Work in the pose for alignment:
- Keep both legs straight by lifting the kneecaps.
- Make sure that your front foot is rooting down evenly- the inner edge tends to be light and a lot of weight is on the pinkie toe side of the foot. For me it is very helpful to ground down through the big toe mound and from there roll the front thigh from the inside out. This way I also encourage the front knee to point in the same direction as its toes. (good for knee safety)
- Keep weight on the back foot as well, so weightwise don’t collapse all your body weight onto the front. I like to isometrically push my feet apart on the mat to have an anchoring in my back foot.
- In order to have the bottom side of the torso align over the front thigh (and not have the torso in front of the front leg) align the pelvis by pressing the center of the front buttocks forward and couple this by pressing the front of the back thigh back.
- Reach the top buttocks flesh out of the lumbar so that you are not overarching the lower back.
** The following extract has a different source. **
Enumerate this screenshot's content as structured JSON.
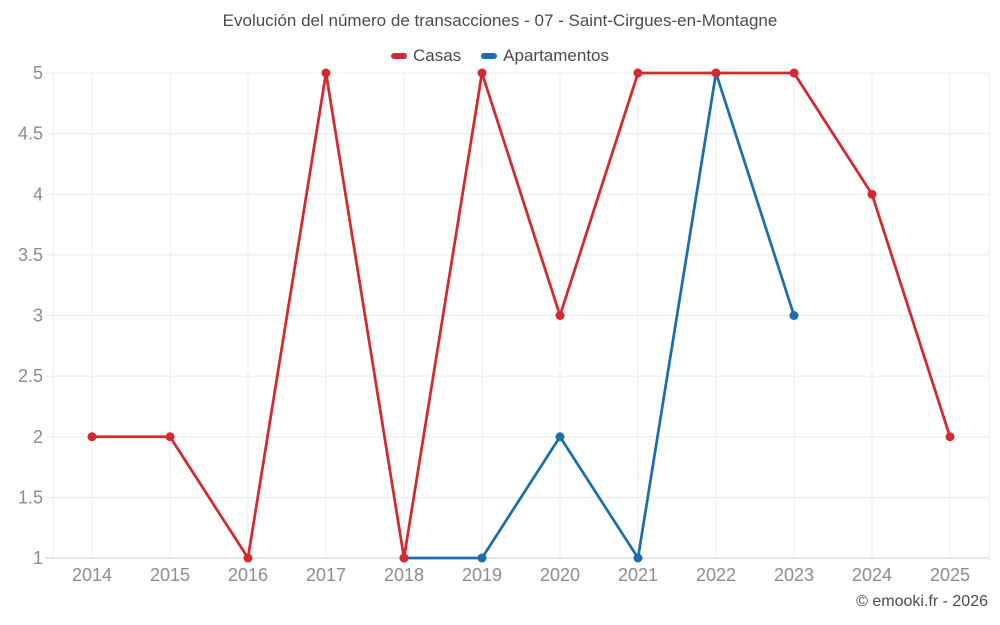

- You want to lengthen the sides of your torso, so watch out that you don’t have a c-curve on the bottom side of the torso—keep extending those bottom side ribs towards the same side armpit
- Roll both upper arms out to keep a lift in your chest
- Reach both arms away from each other, keeping both wrists in line with each other and the sternum.
- Turn your torso starting from the lower belly away from the front thigh.
Refine your pose:
Tip: to help with working the alignment point 4 from above: Stand with your back against a wall and practice Trikonasana, having the back heel about an inch or so away from the wall and having the front foot aligned appropriately. Keep moving the front buttocks center away from the wall and press the front of the back thigh towards the wall. (good hip opening)
In picture 1 I have an inverted chair at the wall. My front foot stands on the reversed chair seat. This will help with bringing weight into the back foot, also preventing a collapse onto the front hip joint. I can use the top or bottom chair leg to hold for support.
In picture 2 , I have my toes up a block—this will help with keeping my kneecap lifted—and I’m reaching the left arm up the wall—this will work the lengthening of the bottom/here: left side of the torso.
Picture 3: Keeping that left sidebody long, I’m extending and folding over the front leg. The top hand reaches up and over the top ear, reaching for the wall. This way I can also work on lengthening through the top sidebody. Walking the top hand back behind you will encourage the trunk to twist more.
Pictures 4 and 5 show how to use the chair to help turn the torso more. Having the top hand in this position helps keep the top shoulder back.
In picture 6 I’m using a dowel across my shoulder blades. Working this way allows for good support, to keep the chest lifted and to help turn the navel towards the ceiling more
Helpful and inspiring sources:
1. Iyengar Yoga – The integrated and Holistic Path to Health by Tommijean and Benjamin Thomas,
published by XLibris, USA, 2008
2. yogaartandscience.com — a website created by Witold Fitz-Simon
3. Using the chair in certain ways was inspired by the Iyengar classes I attended in the past
Katja Huiras is a certified Yoga teacher who teaches Align+Refine Yoga classes at the Yoga Loft in Bethlehem. She received her 200 hr certification at the Yoga Loft and the 500 hr certification through the Himalayan Institute in Honesdale, PA. In 2009 she was introduced to Iyengar Yoga and was intensely inspired by its method. Since then she regularly studies and practices with certified Iyengar Yoga teachers.